Questo è l’edificio più simile ad una banca che ho visto in trenta isolati. Questi posti danno assegni dell’assistenza sociale per una percentuale. Ma tre particolari mi dicono che qui c’è qualcosa che non va. Non ho visto un anziano o una ragazza madre per tutto il giorno. Gli unici clienti sono giovinastri che entrano con delle buste di carta ed escono senza. E questo è l’unico edificio senza graffiti alle pareti, a sud di Melville.

Dixon fa un eccellente lavoro sulla caratterizzazione di Dick che da rampollo di Bruce Wayne diventa un ragazzo umile, che vive con il proprio lavoro, in una casa propria.
Ma in questo volume è eccellente anche la trama e il thriller che ci sono alla base.
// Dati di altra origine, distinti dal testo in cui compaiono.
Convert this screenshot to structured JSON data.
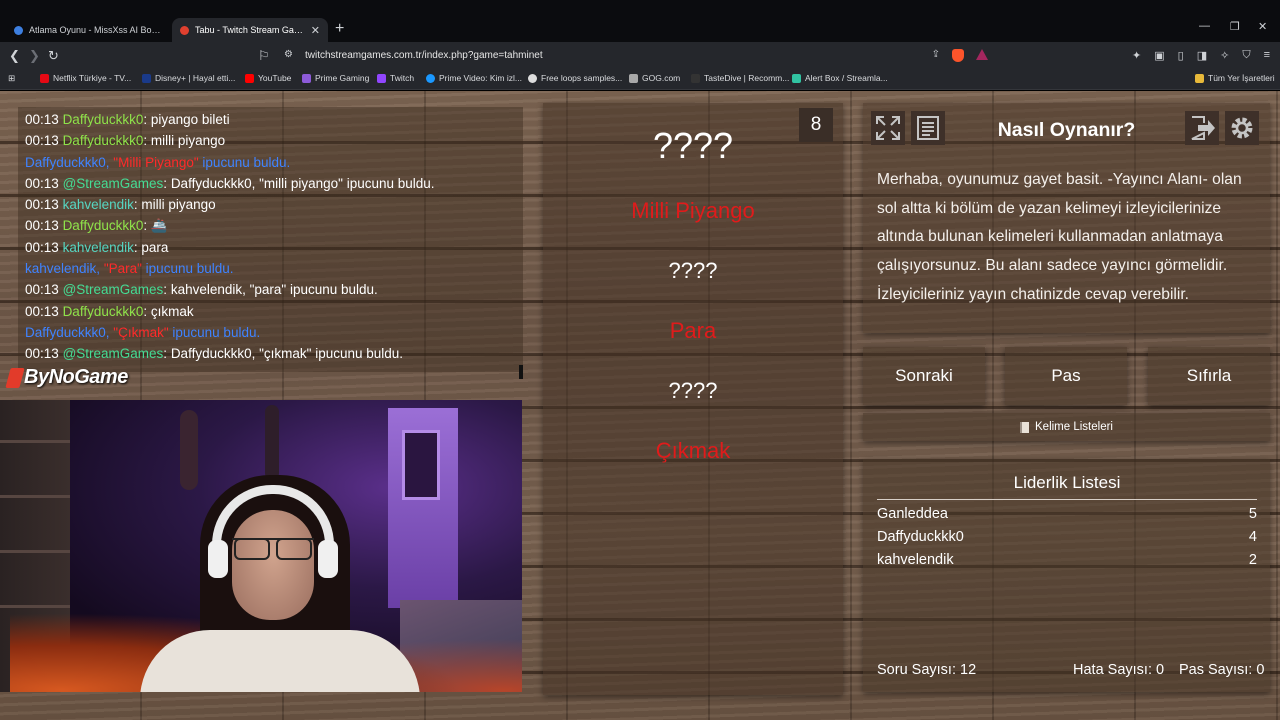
{
  "browser": {
    "tabs": [
      {
        "title": "Atlama Oyunu - MissXss AI Bot System",
        "active": false
      },
      {
        "title": "Tabu - Twitch Stream Games",
        "active": true
      }
    ],
    "url": "twitchstreamgames.com.tr/index.php?game=tahminet",
    "bookmarks": [
      "Netflix Türkiye - TV...",
      "Disney+ | Hayal etti...",
      "YouTube",
      "Prime Gaming",
      "Twitch",
      "Prime Video: Kim izl...",
      "Free loops samples...",
      "GOG.com",
      "TasteDive | Recomm...",
      "Alert Box / Streamla..."
    ],
    "other_bookmarks": "Tüm Yer İşaretleri"
  },
  "chat": {
    "lines": [
      {
        "kind": "msg",
        "time": "00:13",
        "user": "Daffyduckkk0",
        "sep": ": ",
        "text": "piyango bileti",
        "color": "green"
      },
      {
        "kind": "msg",
        "time": "00:13",
        "user": "Daffyduckkk0",
        "sep": ": ",
        "text": "milli piyango",
        "color": "green"
      },
      {
        "kind": "sys",
        "pre": "Daffyduckkk0, ",
        "hl": "\"Milli Piyango\"",
        "post": " ipucunu buldu."
      },
      {
        "kind": "msg",
        "time": "00:13",
        "user": "@StreamGames",
        "sep": ": ",
        "text": "Daffyduckkk0, \"milli piyango\" ipucunu buldu.",
        "color": "sg"
      },
      {
        "kind": "msg",
        "time": "00:13",
        "user": "kahvelendik",
        "sep": ": ",
        "text": "milli piyango",
        "color": "teal"
      },
      {
        "kind": "msg",
        "time": "00:13",
        "user": "Daffyduckkk0",
        "sep": ": ",
        "text": "🚢",
        "color": "green"
      },
      {
        "kind": "msg",
        "time": "00:13",
        "user": "kahvelendik",
        "sep": ": ",
        "text": "para",
        "color": "teal"
      },
      {
        "kind": "sys",
        "pre": "kahvelendik, ",
        "hl": "\"Para\"",
        "post": " ipucunu buldu."
      },
      {
        "kind": "msg",
        "time": "00:13",
        "user": "@StreamGames",
        "sep": ": ",
        "text": "kahvelendik, \"para\" ipucunu buldu.",
        "color": "sg"
      },
      {
        "kind": "msg",
        "time": "00:13",
        "user": "Daffyduckkk0",
        "sep": ": ",
        "text": "çıkmak",
        "color": "green"
      },
      {
        "kind": "sys",
        "pre": "Daffyduckkk0, ",
        "hl": "\"Çıkmak\"",
        "post": " ipucunu buldu."
      },
      {
        "kind": "msg",
        "time": "00:13",
        "user": "@StreamGames",
        "sep": ": ",
        "text": "Daffyduckkk0, \"çıkmak\" ipucunu buldu.",
        "color": "sg"
      }
    ]
  },
  "logo": "ByNoGame",
  "card": {
    "counter": "8",
    "words": [
      {
        "text": "????",
        "found": false
      },
      {
        "text": "Milli Piyango",
        "found": true
      },
      {
        "text": "????",
        "found": false
      },
      {
        "text": "Para",
        "found": true
      },
      {
        "text": "????",
        "found": false
      },
      {
        "text": "Çıkmak",
        "found": true
      }
    ]
  },
  "howto": {
    "title": "Nasıl Oynanır?",
    "text": "Merhaba, oyunumuz gayet basit. -Yayıncı Alanı- olan sol altta ki bölüm de yazan kelimeyi izleyicilerinize altında bulunan kelimeleri kullanmadan anlatmaya çalışıyorsunuz. Bu alanı sadece yayıncı görmelidir. İzleyicileriniz yayın chatinizde cevap verebilir."
  },
  "buttons": {
    "next": "Sonraki",
    "pass": "Pas",
    "reset": "Sıfırla",
    "word_lists": "Kelime Listeleri"
  },
  "leaderboard": {
    "title": "Liderlik Listesi",
    "rows": [
      {
        "name": "Ganleddea",
        "score": "5"
      },
      {
        "name": "Daffyduckkk0",
        "score": "4"
      },
      {
        "name": "kahvelendik",
        "score": "2"
      }
    ]
  },
  "stats": {
    "questions": "Soru Sayısı: 12",
    "errors": "Hata Sayısı: 0",
    "passes": "Pas Sayısı: 0"
  },
  "colors": {
    "found_word": "#e01b1b",
    "system_msg": "#3f83ff",
    "user_green": "#8fe34a",
    "user_teal": "#55d6c2"
  }
}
L’elemento investigativo non viene trascurato e Dixon ci ricorda quanto Dick sia un ottimo detective, non semplicemente riferendolo, ma mostrandoci strategie e ragionamenti deduttivi sul campo.
Nigtwing ragiona, mette insieme i pezzi del puzzle e lo fa in un ambiente ostico, nuovo, oscuro, misterioso, in cui non ha contatti. Non c’è un Jim Gordon, sulla polizia non si può fare affidamento, non esiste ancora una valida rete di informatori e la città è allo sbando. Ha solo se stesso, si farà dei nuovi amici, e nuove amiche.

Finchè resterà a Bludhaven, Robin sarà sotto la mia responsabilità. Lui è la mia famiglia. La cosa più vicina ad un fratello che potrò mai avere.
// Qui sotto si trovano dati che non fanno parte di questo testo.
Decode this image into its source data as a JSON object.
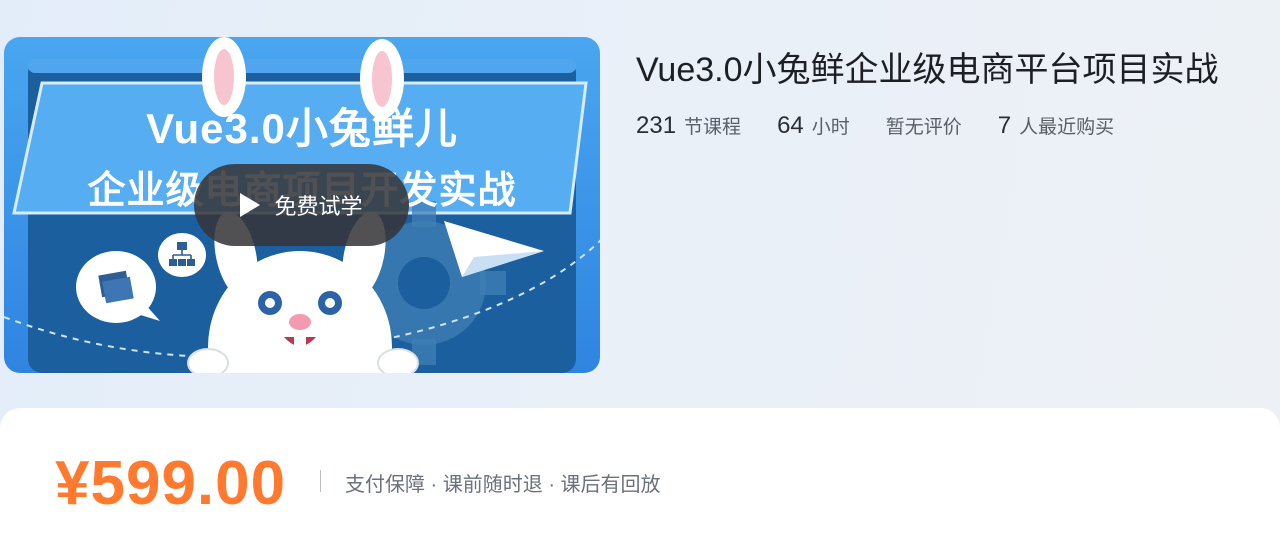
{
  "cover": {
    "title_line1": "Vue3.0小兔鲜儿",
    "title_line2": "企业级电商项目开发实战",
    "trial_label": "免费试学"
  },
  "course": {
    "title": "Vue3.0小兔鲜企业级电商平台项目实战",
    "stats": {
      "lessons_num": "231",
      "lessons_unit": "节课程",
      "hours_num": "64",
      "hours_unit": "小时",
      "rating_text": "暂无评价",
      "buyers_num": "7",
      "buyers_unit": "人最近购买"
    }
  },
  "pricing": {
    "price": "¥599.00",
    "guarantee": "支付保障 · 课前随时退 · 课后有回放"
  },
  "colors": {
    "price": "#ff7a2f",
    "cover_blue": "#3b8ee8",
    "cover_dark_blue": "#1a5d9e"
  },
  "icons": {
    "play": "play-icon",
    "network": "sitemap-icon",
    "layers": "layers-icon",
    "gear": "gear-icon",
    "plane": "paper-plane-icon",
    "mascot": "rabbit-mascot"
  }
}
Nightwing è anche un guerriero di pregiata fattura come fa notare il novello Robin.
È da notare per altro quanto sia bello il rapporto che si viene a delineare (e tornerà in altre storie evolvendosi ancora di più in maniera positiva) tra i due “alati” di Batman: Tim è diverso da Dick, è più riflessivo, pacato. Dick è estroverso, perché figlio delle arti circensi. Ma fra Dick e Tim non c’è rivalità. C’è stima, rispetto, e affetto fraterno.
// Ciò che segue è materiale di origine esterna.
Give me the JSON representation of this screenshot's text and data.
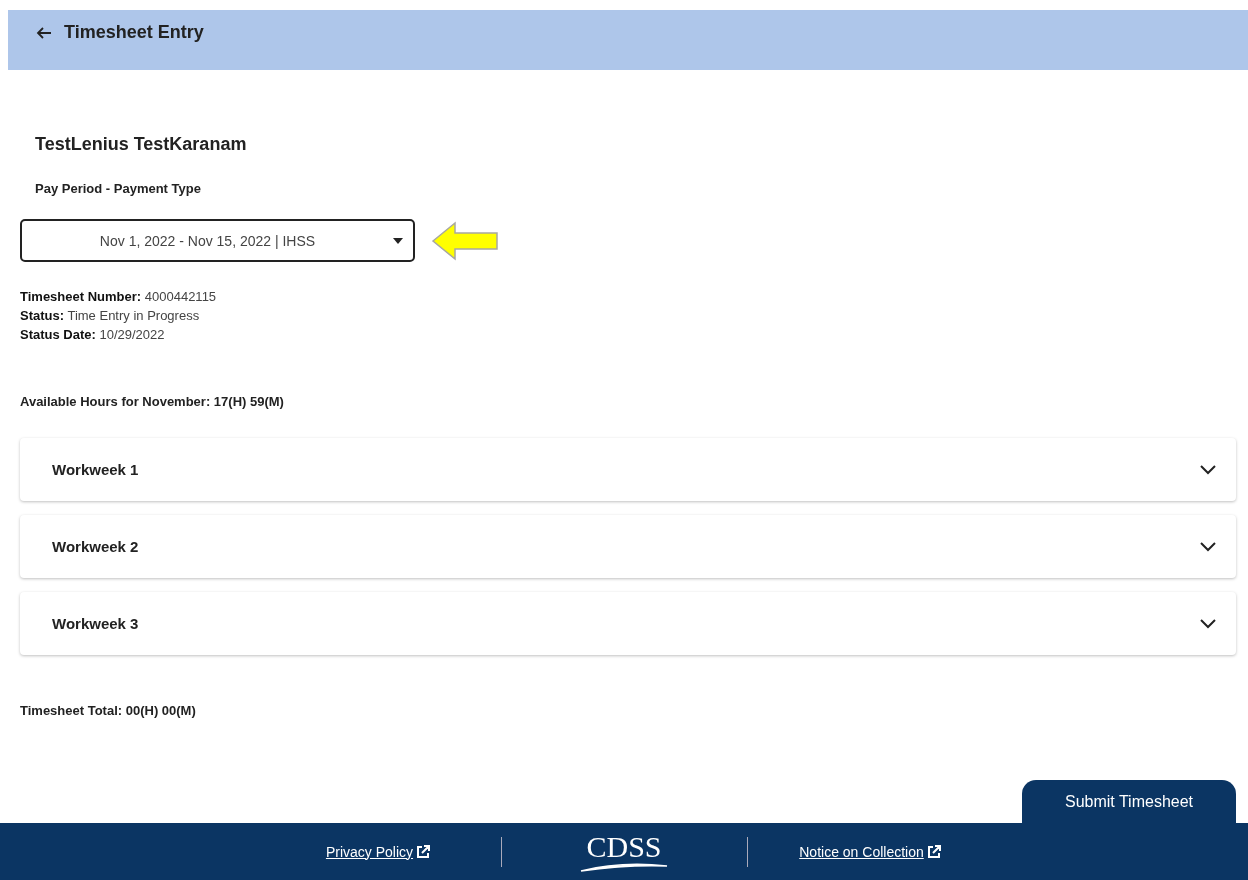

Insomma un grande lavoro di Dixon, sostenuto (bisogna dirlo) da un McDaniel in gran forma capace di valorizzare gli aspetti dinamici del personaggio (non credo che ci sia un altro disegnatore che potrebbe farti capire così bene con una sola tavola quanto Dick Grayson sia un circense!!!) come quelli più oscuri della trama con delle ambientazioni forti, degradate, fumanti, sporche…come lo è la Bludhaven che Nightwing vuole proteggere.

Se si crede che la DC comics sforni solo delle icone, questo è l’albo giusto per ricredersi. Nightwing non è solo un’icona. È uno di noi. Si butta senza rete verso i problemi di tutti i girorni e i super-problemi dei supereroi. E lo fa con un sorriso.